At most other Wall Street firms, economists are still forecasting "sluggish growth," but Morgan's defection - less than a week after the Federal Reserve's 50 basis point rate cut - shows that the recession camp is clearly growing.
"For the past several months, we've pointed to the downside risks to the U.S. economy stemming from a number of different factors," Berner told The Post.

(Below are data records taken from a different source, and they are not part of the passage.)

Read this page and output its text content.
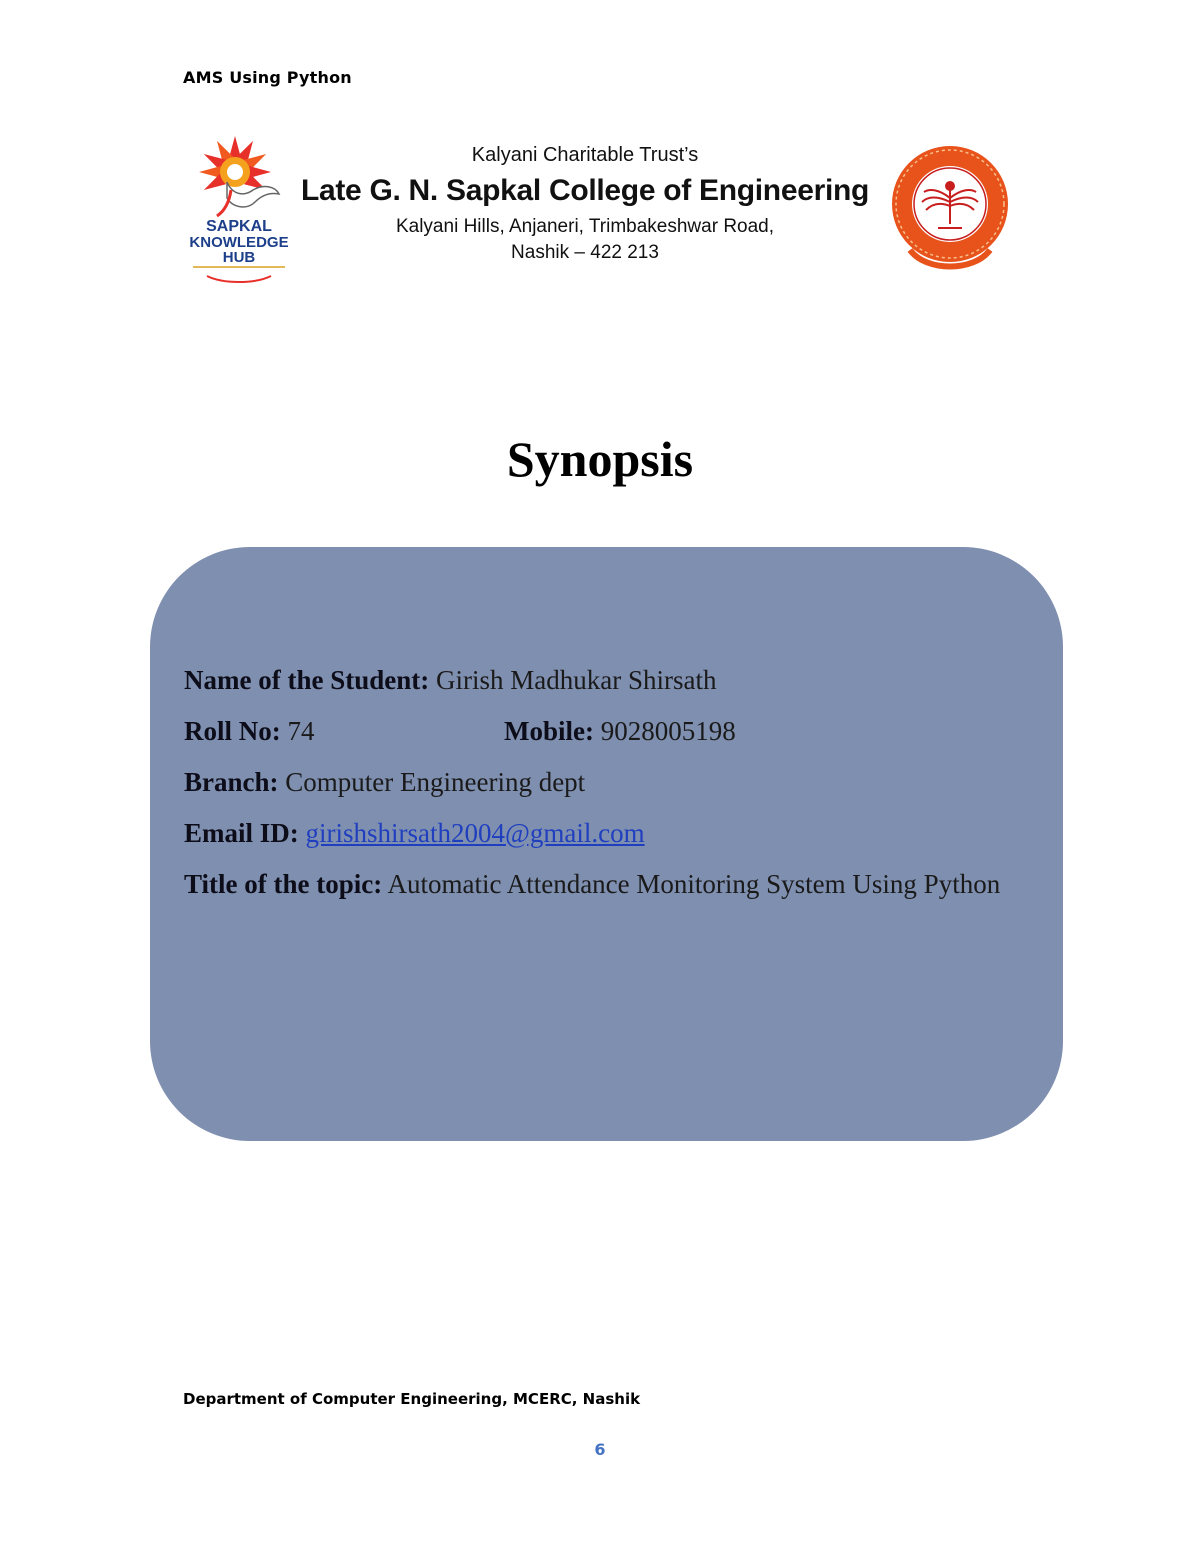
AMS Using Python
SAPKAL
KNOWLEDGE
HUB
Kalyani Charitable Trust’s
Late G. N. Sapkal College of Engineering
Kalyani Hills, Anjaneri, Trimbakeshwar Road,
Nashik – 422 213
Synopsis
Name of the Student: Girish Madhukar Shirsath
Roll No: 74	Mobile: 9028005198
Branch: Computer Engineering dept
Email ID: girishshirsath2004@gmail.com
Title of the topic: Automatic Attendance Monitoring System Using Python
Department of Computer Engineering, MCERC, Nashik
6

Those risks have accumulated and recently pushed the economy over the edge and into recession, he added.
Three factors in particular led the firm to change its view now, Berner said: the cold weather that has spurred a rise in natural gas prices to record highs; the power crisis in California, and the negative flow of economic data and information over the last several weeks.
Sinking stock prices and a "mini credit crunch" have also undermined household and business spending, Berner wrote in his report.
The recession will affect demand for big-ticket items and auto sales will plummet 14 percent, he said.
At the same time, Chief Economist Stephen Roach's report to global clients predicted that the U.S. recession would dampen global growth as well. "There is a 45 percent chance that deterioration in the world's largest economy will lead to a global recession in 2001," the report stated.
Last week's cut in interest rates by the Federal Reserve will have a positive impact on the U.S. economy, but it came too late, Berner said. "Most of that impact will come in the second half," he explained. The Bush administration's plan for a big tax cut will also help the economy, but the impact of that won't be felt until "sometime next year."
Although Morgan Stanley is not alone in its bearish outlook, recession is still not the consensus view. "I wouldn't be surprised if lower borrowing costs provide the U.S. economy with enough of a lift to avoid two consecutive quarters of GDP contraction," said John Lonski, chief economist at Moody's Investors Service.
And unlike the recession of the early 1990s, when inflation was a concern, the Fed has "a lot more room for interest rate cuts today," he added. Lonski is sticking by his forecast of 1.5 percent growth in the first quarter and 2.7 percent in the second quarter.
Other economists also put more faith in the psychological impact of a tax cut. "It's very important how both the interest rate and the tax story play out early in 2001," says John Ryding, senior economist at Bear Stearns. "That argues for front-loading the tax package," he added.
Ryding still predicts "sluggish growth" of around 2 percent for the first half of this year, although he noted that the sharp drop in economic activity in late 1999 is very hard to read.